Surrogate Modeling for the Design of Optimal Lattice Structures using Tensor Completion

TL;DR

Design of lattice-structure materials suffers from an exponential design space and nonuniform training data. The paper formulates this as a tensor completion problem and applies CPD-based and neural tensor completion methods (e.g., CPD-S and NeAT) trained with MAE via Adam, including ensemble strategies. It finds that tensor completion can outperform biased-sampling baselines by around $5\%$ in $R^2$ while remaining competitive under uniform sampling, indicating robustness to nonuniform data. This approach provides a practical surrogate to accelerate lattice-design exploration, enabling efficient screening of high-performance structures in realistic experimental settings.

Abstract

When designing new materials, it is often necessary to design a material with specific desired properties. Unfortunately, as new design variables are added, the search space grows exponentially, which makes synthesizing and validating the properties of each material very impractical and time-consuming. In this work, we focus on the design of optimal lattice structures with regard to mechanical performance. Computational approaches, including the use of machine learning (ML) methods, have shown improved success in accelerating materials design. However, these ML methods are still lacking in scenarios when training data (i.e. experimentally validated materials) come from a non-uniformly random sampling across the design space. For example, an experimentalist might synthesize and validate certain materials more frequently because of convenience. For this reason, we suggest the use of tensor completion as a surrogate model to accelerate the design of materials in these atypical supervised learning scenarios.
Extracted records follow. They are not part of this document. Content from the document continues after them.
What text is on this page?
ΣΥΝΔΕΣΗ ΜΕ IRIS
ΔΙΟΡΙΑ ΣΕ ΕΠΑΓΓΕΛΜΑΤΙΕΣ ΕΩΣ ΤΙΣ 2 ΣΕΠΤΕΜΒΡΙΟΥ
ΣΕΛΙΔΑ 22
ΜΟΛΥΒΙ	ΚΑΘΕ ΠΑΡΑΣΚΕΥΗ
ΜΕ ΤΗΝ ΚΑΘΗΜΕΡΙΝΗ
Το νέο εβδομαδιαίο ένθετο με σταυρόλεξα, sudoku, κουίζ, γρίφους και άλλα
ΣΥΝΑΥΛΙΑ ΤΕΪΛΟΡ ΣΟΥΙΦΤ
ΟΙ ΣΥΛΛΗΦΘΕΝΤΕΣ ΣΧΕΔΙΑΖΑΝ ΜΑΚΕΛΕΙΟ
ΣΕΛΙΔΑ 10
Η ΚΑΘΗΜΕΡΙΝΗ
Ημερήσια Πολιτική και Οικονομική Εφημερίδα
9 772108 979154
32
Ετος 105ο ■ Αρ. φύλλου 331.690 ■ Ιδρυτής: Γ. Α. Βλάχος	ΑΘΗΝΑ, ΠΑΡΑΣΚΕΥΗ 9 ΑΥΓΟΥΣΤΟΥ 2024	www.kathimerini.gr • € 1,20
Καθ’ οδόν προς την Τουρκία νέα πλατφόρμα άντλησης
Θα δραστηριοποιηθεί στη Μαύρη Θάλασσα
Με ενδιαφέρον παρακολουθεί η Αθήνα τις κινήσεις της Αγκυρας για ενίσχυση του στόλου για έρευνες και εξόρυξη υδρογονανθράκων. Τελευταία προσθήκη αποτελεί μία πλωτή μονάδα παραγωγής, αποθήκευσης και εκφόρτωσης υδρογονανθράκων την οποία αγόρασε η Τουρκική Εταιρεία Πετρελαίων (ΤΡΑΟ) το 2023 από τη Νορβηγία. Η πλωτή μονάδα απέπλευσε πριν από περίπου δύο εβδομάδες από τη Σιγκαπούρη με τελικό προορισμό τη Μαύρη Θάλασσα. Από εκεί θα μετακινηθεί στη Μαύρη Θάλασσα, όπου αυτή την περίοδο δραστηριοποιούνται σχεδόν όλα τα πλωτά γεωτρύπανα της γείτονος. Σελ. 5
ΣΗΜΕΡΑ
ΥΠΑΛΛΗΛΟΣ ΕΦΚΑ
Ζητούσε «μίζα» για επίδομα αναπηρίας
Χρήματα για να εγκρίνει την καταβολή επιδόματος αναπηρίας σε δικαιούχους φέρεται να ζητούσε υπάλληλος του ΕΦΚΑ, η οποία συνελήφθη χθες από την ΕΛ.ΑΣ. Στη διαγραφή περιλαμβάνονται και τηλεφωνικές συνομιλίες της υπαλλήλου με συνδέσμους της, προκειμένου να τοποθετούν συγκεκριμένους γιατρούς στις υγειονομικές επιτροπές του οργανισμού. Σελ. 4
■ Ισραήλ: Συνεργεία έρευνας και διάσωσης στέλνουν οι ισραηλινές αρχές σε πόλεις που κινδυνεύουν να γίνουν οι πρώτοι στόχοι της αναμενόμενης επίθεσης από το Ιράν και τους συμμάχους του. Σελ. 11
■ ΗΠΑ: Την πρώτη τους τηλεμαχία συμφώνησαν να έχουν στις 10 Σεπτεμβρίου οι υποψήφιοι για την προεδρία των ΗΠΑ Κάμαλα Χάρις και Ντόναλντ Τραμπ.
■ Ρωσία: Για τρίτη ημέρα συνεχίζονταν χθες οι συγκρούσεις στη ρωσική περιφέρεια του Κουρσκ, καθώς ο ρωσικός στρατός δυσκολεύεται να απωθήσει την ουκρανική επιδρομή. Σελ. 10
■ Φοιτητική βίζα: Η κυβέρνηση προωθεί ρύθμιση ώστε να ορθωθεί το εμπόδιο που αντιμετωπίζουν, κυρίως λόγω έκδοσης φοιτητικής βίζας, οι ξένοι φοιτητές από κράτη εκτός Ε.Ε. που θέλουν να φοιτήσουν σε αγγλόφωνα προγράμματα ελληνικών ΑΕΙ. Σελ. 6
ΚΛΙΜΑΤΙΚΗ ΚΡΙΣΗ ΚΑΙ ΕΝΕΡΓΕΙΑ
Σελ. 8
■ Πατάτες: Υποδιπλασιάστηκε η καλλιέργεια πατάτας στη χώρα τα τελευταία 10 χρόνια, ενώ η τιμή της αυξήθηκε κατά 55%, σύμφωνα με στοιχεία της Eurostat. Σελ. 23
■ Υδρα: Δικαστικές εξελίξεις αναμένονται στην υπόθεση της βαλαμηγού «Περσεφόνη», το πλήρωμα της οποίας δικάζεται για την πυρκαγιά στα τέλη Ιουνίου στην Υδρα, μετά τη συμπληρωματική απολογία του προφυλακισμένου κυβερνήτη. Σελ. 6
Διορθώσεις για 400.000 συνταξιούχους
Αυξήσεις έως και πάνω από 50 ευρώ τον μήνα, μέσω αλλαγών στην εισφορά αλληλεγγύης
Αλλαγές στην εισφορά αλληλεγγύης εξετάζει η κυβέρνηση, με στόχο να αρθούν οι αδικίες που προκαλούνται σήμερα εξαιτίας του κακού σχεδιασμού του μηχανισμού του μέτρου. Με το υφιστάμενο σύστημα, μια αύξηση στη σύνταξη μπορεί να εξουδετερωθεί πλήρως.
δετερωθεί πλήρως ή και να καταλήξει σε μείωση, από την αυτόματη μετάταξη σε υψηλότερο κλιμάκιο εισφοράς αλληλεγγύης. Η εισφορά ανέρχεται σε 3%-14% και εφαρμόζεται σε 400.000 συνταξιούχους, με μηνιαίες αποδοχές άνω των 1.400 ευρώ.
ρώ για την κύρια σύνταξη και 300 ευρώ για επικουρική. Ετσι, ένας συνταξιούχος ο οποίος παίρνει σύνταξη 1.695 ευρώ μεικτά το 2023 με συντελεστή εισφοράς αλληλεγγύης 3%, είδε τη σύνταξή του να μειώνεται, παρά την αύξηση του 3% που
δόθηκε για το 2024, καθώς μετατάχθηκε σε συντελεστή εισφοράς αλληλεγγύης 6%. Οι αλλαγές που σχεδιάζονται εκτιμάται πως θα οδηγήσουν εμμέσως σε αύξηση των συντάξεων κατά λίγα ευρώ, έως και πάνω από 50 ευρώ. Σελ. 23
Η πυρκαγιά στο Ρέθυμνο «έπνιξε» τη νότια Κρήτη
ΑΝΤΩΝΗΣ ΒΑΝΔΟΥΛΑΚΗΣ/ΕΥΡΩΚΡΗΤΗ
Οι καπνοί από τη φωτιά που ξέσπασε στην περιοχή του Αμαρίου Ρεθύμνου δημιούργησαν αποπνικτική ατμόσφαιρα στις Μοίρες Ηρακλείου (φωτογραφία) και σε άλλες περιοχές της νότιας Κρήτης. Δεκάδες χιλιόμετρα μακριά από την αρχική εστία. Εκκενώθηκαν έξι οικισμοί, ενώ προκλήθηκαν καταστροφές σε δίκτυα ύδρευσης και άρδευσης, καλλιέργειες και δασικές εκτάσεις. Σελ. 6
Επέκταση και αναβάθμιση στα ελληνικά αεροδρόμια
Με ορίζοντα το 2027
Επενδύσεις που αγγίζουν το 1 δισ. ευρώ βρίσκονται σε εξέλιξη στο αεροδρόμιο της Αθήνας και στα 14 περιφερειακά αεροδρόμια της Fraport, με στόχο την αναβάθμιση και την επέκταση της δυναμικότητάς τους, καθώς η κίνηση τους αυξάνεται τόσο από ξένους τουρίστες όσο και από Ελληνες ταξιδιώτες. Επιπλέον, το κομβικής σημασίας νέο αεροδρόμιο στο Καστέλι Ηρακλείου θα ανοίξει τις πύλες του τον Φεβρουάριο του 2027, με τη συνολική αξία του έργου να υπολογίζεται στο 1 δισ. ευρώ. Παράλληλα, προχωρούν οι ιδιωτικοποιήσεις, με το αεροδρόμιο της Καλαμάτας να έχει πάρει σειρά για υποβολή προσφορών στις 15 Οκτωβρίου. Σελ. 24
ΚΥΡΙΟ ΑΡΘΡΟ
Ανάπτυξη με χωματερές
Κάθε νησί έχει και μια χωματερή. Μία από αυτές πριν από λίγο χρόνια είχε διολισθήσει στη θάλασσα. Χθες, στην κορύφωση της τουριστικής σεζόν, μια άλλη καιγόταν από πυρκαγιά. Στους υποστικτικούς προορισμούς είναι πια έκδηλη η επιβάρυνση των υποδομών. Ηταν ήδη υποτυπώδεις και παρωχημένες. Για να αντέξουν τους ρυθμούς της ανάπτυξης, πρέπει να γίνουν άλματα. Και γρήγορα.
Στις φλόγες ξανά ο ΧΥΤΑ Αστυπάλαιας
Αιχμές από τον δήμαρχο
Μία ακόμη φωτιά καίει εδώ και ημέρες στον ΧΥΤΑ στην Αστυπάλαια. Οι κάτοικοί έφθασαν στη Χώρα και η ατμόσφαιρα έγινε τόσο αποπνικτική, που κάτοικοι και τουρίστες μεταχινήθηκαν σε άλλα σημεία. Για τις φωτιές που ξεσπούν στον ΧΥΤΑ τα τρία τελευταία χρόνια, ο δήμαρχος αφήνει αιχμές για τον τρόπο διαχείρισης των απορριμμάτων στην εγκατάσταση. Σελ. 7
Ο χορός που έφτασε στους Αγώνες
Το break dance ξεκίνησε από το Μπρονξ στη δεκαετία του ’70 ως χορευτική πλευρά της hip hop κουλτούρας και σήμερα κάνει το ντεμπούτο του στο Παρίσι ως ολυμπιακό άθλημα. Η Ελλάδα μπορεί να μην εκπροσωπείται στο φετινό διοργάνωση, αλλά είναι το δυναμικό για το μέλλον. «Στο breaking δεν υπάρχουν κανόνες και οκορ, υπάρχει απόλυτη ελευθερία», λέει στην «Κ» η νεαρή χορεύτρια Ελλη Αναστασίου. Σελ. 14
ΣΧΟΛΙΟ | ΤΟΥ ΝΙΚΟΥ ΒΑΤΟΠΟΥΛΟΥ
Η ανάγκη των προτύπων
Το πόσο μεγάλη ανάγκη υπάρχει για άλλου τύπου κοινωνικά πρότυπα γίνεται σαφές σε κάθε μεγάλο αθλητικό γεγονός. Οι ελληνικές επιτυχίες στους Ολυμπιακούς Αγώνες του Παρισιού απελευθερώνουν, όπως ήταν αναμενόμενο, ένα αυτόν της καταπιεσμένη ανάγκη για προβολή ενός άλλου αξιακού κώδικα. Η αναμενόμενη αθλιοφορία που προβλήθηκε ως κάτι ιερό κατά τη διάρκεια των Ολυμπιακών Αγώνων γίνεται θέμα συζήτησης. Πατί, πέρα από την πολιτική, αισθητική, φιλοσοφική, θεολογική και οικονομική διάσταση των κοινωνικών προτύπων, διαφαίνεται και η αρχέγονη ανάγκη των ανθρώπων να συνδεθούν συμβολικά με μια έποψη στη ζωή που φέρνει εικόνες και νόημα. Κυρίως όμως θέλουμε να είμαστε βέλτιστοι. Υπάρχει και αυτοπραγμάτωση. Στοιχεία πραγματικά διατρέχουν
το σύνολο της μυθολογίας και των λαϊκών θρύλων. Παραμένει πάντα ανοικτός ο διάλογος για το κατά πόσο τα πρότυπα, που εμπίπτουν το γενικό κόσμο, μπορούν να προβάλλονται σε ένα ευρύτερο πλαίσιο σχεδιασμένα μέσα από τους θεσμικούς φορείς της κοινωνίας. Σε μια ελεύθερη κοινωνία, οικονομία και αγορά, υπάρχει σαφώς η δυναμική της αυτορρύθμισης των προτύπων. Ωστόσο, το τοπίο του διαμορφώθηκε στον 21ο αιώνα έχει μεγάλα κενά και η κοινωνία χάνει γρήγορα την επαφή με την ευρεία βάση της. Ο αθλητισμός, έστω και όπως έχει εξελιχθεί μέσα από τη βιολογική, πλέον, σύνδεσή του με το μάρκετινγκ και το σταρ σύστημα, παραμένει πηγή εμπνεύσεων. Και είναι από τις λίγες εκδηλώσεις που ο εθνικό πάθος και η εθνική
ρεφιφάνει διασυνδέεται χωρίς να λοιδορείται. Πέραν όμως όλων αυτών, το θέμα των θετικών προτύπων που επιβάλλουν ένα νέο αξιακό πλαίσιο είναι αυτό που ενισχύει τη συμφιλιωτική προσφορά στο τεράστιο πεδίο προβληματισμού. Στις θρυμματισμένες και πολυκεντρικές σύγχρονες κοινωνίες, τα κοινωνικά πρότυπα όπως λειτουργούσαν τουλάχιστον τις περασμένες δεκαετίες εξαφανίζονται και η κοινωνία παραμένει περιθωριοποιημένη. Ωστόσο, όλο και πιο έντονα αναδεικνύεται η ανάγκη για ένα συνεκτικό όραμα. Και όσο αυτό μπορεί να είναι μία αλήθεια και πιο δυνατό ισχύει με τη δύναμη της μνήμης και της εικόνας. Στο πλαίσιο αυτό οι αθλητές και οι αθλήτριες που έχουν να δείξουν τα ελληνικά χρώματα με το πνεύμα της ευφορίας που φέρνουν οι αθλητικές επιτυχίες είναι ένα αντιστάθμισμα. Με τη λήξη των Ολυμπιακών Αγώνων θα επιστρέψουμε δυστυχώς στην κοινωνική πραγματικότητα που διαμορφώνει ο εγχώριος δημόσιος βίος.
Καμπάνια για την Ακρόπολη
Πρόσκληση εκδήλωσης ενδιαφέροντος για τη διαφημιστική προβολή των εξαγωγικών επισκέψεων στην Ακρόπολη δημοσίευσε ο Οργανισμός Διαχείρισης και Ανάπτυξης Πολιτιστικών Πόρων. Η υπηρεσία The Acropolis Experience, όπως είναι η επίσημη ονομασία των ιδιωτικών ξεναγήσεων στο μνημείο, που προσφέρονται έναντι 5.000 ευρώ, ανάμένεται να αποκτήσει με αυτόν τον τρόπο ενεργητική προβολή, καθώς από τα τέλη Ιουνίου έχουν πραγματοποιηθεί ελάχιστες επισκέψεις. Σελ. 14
In our experiments, we show that tensor completion is superior to classic ML methods such as Gaussian Process and XGBoost with biased sampling of the search space, with around 5\% increased $R^2$. Furthermore, tensor completion still gives comparable performance with a uniformly random sampling of the entire search space.

Figures (4)

• Figure 1: We present various material design problems as instances of tensor completion, in order to abstract away the various design components and use tensor methods to infer the entire search space.
• Figure 2: Here we visualize the training process, where we iteratively update our factor matrices to produce a better tensor reconstruction. The gray regions in the factor matrices and predicted tensor correspond to predicted values for which we do not have the ground truth during training.
• Figure 3: In (a) we display a parity plot for predicting $E$ and $\tilde{E}$ simultaneously. We use 100 train and 170 test values. In (b) we display the $R^2$ for a uniform random sampling of different training sizes. We show the mean and standard deviation on the test set, using 5 iterations for each train size.
• Figure 4: In (a) we visualize how the search space might be sampled in a biased manner. In (b), we show results for a biased-random sampling of the search space. We display the average and standard deviation of the $R^2$ for 5 iterations. Going from experiment 1 to 10, we decrease the bias in sampling by making the range smaller. The exact setup is provided in the appendix section in Table \ref{['biased_sampling_trainset']}.